Who has been the biggest influence on you?
Art-wise, I would have to say Scribe out of Kansas City, Os Gêmeos out of Brazil, Barry McGee, and a lot of graffiti people, like Emit and East. Also artists like Jeff Soto, David Cho, Jaime Molina, Scot Lefavor, Gamma, oh man, there are just so many!
My daughter is a huge influence on me, huge. She is my absolute favorite person to paint for. Anything I can paint and make for her, and then seeing her like it means the world. The whole reason I painted a giraffe (on the Emma and Grace building), was because she loves giraffes. She had gone and fed the giraffes the week before, so I had to paint a giraffe. So that was was it. I didn’t know what I was going to paint, but she had been to the zoo and seen the giraffes, so I painted a giraffe. There’s not usually huge deeper meaning to my work; it was just that I wanted to make her happy, so I painted a giraffe.
If you could put your artwork on any space in the city, where would that be?
All over. Everywhere. There’s a huge wall at the Chrome Bag building downtown and I really like the size and shape. There’s a spot on Broadway, right before 16th, that they just painted a dark gray and it’s like 8-stories tall, and I have an idea of what I would paint on that if I could possibly paint there. There’s a Chinese dancing lion eating an ice cream cone that I did that I would love to paint 50′ tall, just because it’s ridiculous. I’m working towards being able to do those kinds of projects, but we’ll see. It would be fun.
I’d rather just paint it and see what happens and then change it to fit that exact area.
What’s something you think passersby might not notice about your work at first glance?
There are definitely hidden private jokes in my work because when you paint with friends, you come up with weird voices or names of characters, or what they’re doing at the time. It’s all just made up on the spot.
Why the “chickenfish?”
I was honestly just trying to do something different to make my daughter laugh. We were just talking and somehow it came up how everything tastes like chicken and that some fish tastes like chicken; it might have even been something related to talking about the whole Jessica Simpson, Chicken of the Sea, thing. And then I was like, let’s do a chickenfish! It’s just fun to do because it’s so ridiculous. It just made me laugh. Most things I draw for simple reasons, like it makes me laugh.

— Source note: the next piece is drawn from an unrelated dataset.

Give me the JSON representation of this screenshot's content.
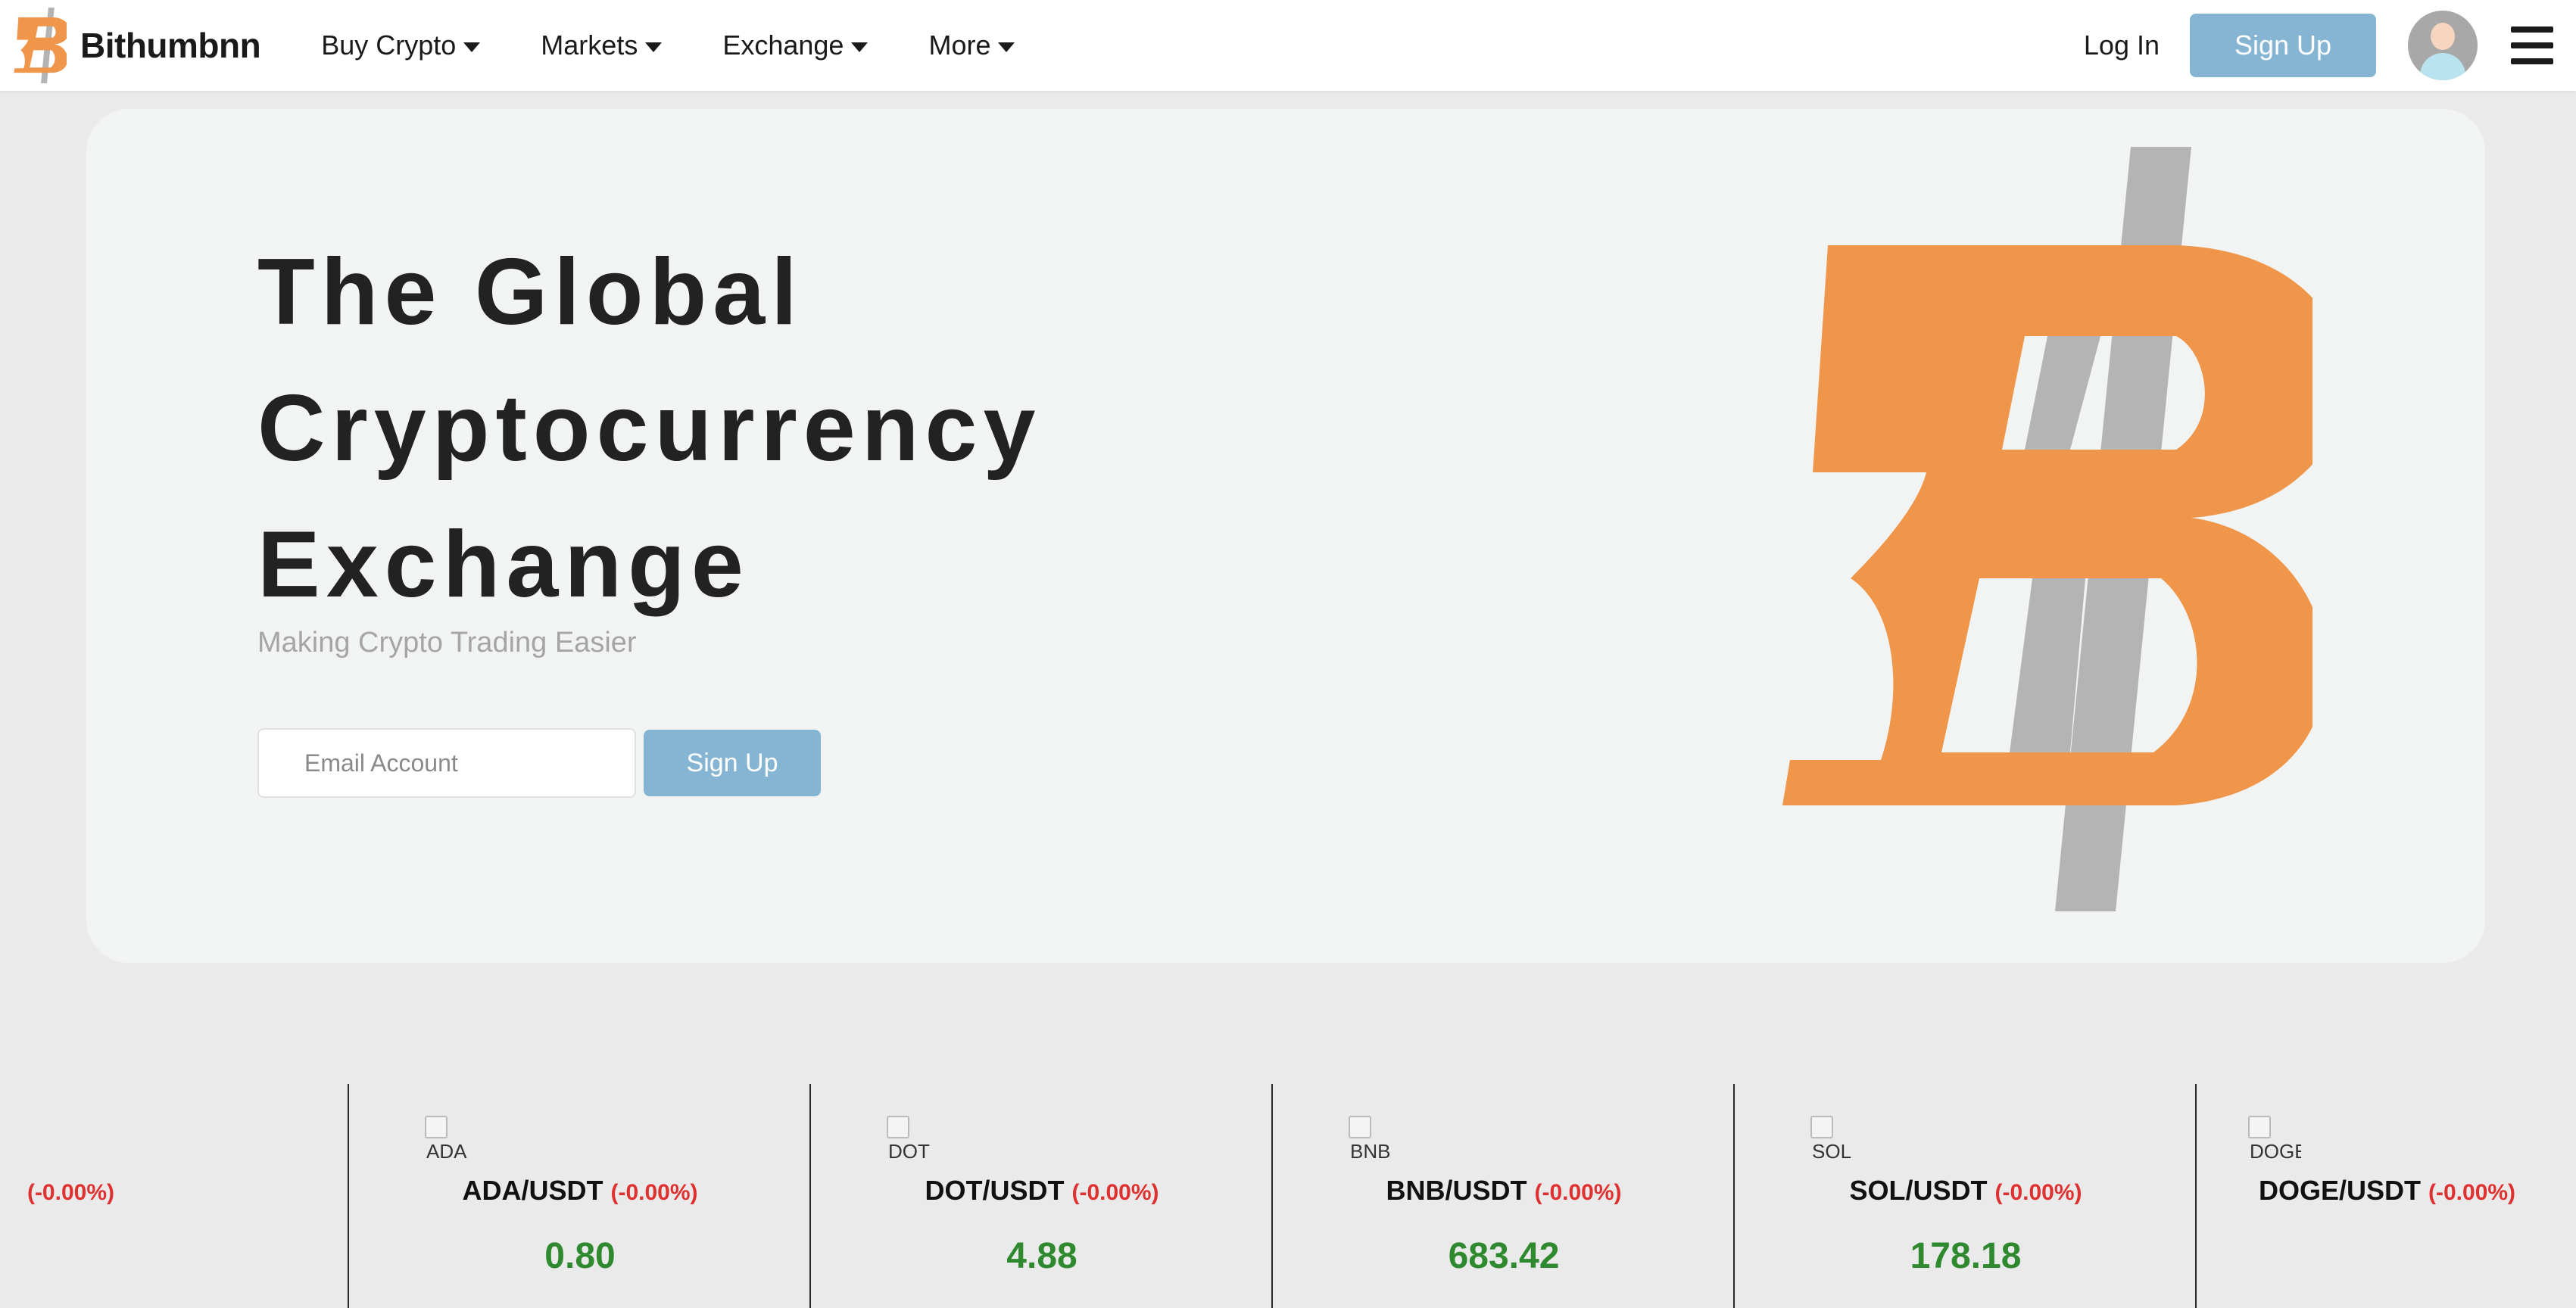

What does the future hold for you in terms of your art?
This summer I’ll be painting car for Toyota at the Cherry Creek Arts Festival on July 4th weekend. I’m doing a piece for New Amsterdam Vodka in August at 31st and Larimer, right next to Bar Fausto. It will be the whole building. I’m sure I’ll do Colorado Crush again this summer. And then there’s a bunch of things that aren’t finalized.
I have a group show coming up in New York at My Plastic Heart for “Robots Will Kill,” their 15th anniversary show. I’m pretty excited about that. I’m also doing a group show in Denver called “The Gutter Kids” that’s like a Garbage Pail Kids rip-off show. That’s at the end of the summer. I’ll be part of a show at the end of September at Sally Centigrade. I’m trying to do smaller group shows versus solo shows, due to a lack of time. I love doing gallery shows.
I have a toy coming out in the fall. This has been in the works for about a year and half. It’s a vinyl toy that a friend of mine who makes toys is creating. He’s going to release it at Designer Con in the fall, so I’ll be out there doing a signing.
What does summertime in Denver mean to you?
The weather and cool summer nights, riding bikes, getting ice cream, going to the zoo, Jazz in the Park, just being outside and seeing more people out painting in the summer.
What do you usually order at a coffee shop?
It’s usually chai or iced chai. Maybe a simple coffee.